Monday, January 22, 2018

I wish. . .

Oh my friend I miss you so. I always think of you, but so much more so lately. The road has been calling, but I can’t seem to answer, for missing your presence on the ride. There’s a big, empty seat where you should be, riding shotgun, and making me laugh so hard I cry. There’s also this big hole in my heart that no one else will ever be able to fill, and it aches so much that at times I can barely breath. And I know it’s only those of us left here on earth that carry this sadness, and this sorrow – this ache, and the grief. I know you’re happy in Heaven. I know you’re rejoicing, and singing, and taking pictures, and loving every minute of being back with John, and your parents, and the loved ones that went on before. I rejoice in that, too, but there are times, like today, when I miss you beyond words. When the ache in my chest threatens to explode, and obliterate what’s left of my heart.
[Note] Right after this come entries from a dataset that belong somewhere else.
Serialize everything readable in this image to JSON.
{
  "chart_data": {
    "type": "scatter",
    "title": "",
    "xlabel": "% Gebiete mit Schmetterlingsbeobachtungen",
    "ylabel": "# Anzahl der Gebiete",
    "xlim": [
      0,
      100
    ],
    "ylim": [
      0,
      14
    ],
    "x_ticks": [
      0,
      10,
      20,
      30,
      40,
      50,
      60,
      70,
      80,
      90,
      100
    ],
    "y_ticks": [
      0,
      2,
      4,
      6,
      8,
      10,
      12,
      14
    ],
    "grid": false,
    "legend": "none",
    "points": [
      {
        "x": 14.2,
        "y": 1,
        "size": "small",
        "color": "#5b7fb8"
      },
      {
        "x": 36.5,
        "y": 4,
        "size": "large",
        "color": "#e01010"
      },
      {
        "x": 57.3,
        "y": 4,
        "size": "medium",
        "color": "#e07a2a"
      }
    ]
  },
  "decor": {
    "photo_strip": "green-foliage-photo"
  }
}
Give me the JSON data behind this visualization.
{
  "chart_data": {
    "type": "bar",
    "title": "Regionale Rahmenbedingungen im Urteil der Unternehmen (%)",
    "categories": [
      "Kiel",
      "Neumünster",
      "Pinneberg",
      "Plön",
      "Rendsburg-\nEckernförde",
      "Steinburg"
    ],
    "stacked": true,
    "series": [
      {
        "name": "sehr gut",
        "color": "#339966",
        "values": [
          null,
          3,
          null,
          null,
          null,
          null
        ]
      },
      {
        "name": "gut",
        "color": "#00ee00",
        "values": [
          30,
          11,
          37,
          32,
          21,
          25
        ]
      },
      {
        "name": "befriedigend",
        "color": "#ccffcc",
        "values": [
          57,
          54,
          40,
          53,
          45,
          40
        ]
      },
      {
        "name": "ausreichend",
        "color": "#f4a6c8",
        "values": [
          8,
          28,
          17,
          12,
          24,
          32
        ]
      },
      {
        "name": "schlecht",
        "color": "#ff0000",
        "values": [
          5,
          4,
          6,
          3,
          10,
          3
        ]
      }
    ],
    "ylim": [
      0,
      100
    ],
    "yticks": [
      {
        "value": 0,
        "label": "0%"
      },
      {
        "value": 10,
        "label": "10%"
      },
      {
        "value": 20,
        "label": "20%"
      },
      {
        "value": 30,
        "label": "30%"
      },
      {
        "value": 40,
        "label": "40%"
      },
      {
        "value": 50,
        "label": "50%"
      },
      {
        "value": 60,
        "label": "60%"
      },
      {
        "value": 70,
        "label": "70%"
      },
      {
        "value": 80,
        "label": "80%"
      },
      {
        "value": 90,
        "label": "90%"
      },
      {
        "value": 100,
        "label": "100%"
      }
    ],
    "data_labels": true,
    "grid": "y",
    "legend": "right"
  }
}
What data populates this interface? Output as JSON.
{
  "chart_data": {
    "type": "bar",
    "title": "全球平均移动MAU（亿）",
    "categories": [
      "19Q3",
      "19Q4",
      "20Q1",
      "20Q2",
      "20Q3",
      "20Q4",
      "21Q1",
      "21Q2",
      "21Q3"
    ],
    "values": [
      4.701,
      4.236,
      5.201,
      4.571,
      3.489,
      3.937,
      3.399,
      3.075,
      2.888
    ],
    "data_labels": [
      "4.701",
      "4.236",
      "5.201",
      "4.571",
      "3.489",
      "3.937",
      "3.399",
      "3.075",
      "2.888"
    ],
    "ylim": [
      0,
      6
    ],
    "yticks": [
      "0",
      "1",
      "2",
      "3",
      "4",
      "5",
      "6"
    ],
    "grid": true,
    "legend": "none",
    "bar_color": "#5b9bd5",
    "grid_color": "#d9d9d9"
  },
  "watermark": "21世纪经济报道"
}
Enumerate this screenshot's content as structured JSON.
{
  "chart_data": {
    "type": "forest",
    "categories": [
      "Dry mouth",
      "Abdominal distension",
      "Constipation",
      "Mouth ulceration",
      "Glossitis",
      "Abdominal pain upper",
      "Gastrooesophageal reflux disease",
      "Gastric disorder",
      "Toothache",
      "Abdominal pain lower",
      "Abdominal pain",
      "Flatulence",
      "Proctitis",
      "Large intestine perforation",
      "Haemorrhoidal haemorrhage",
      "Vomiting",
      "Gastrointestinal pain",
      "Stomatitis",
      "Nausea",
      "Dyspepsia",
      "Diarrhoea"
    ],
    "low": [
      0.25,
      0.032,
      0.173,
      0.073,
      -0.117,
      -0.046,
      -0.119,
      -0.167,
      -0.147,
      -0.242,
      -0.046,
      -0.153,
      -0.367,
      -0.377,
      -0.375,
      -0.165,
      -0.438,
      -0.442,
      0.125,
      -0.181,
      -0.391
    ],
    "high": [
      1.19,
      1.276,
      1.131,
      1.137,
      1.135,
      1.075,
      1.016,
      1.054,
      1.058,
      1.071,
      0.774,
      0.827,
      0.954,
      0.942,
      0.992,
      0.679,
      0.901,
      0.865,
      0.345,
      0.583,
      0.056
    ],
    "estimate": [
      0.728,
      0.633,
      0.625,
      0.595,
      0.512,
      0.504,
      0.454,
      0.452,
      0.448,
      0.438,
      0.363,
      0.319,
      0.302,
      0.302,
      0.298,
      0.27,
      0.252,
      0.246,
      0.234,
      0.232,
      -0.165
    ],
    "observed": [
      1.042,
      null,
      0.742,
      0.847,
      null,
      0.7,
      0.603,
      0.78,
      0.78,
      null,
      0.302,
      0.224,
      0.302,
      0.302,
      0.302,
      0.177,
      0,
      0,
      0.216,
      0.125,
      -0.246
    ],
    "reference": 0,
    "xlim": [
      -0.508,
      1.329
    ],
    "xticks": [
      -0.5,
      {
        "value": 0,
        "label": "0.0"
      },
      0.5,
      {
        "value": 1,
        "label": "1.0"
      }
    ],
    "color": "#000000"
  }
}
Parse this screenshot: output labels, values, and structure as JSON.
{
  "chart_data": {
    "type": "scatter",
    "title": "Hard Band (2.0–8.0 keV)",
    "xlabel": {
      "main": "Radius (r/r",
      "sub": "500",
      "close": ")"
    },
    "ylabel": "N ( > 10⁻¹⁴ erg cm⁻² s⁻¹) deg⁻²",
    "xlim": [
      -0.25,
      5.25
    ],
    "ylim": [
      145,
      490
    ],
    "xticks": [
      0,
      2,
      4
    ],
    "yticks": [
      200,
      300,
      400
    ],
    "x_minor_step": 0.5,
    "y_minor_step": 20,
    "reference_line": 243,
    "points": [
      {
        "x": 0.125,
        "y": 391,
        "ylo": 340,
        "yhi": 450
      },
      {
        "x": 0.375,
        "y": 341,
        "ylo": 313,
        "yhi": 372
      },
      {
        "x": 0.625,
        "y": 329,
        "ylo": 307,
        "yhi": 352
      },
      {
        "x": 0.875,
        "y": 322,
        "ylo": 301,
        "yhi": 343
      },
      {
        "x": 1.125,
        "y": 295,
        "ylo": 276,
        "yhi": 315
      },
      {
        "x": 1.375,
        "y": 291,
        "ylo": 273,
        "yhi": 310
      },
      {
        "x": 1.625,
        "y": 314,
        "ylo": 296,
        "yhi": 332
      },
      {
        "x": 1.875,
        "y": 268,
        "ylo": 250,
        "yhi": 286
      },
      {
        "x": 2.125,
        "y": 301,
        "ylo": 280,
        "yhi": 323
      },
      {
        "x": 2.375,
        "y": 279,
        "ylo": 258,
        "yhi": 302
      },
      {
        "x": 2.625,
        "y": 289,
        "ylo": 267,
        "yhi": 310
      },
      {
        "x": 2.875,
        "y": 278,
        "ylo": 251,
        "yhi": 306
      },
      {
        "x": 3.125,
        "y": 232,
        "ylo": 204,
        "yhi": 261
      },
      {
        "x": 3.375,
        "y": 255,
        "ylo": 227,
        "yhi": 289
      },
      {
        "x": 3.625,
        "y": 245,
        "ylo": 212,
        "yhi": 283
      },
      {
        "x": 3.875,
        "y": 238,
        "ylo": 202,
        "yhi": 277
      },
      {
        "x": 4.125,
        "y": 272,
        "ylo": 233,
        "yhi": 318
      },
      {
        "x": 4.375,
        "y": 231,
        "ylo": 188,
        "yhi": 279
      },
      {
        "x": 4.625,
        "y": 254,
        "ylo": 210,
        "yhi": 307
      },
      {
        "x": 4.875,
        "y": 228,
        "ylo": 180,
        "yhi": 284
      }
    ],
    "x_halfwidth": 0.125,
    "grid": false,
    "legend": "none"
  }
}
When the tears are hot, and seemingly endless, and the memories are so clear I can almost touch them. When I want to call you on the phone, and talk about nothing for hours. When no one but you would understand how I feel. 

There are so many things I want to tell you. So many things I just need to talk about. I need to hear your voice. I need my friend. 

There are those who think I talk about you too much, or miss you too much, or that I should have moved on with my life. And I have, for the most part. I have moved forward. I’ve made some new friends, and there are days I’m sincerely happy, but you are never far from my thoughts. There are those who will never understand our friendship, and how much it meant to me. I hope they never have to understand it through my eyes. I hope they never have to lose someone who was such a huge part of their lives. I hope they never have to grieve like I’ve grieved for you. I wish no one had to lose their best friend. Their sister at heart. I wish. . .  oh I wish. I wish you were here.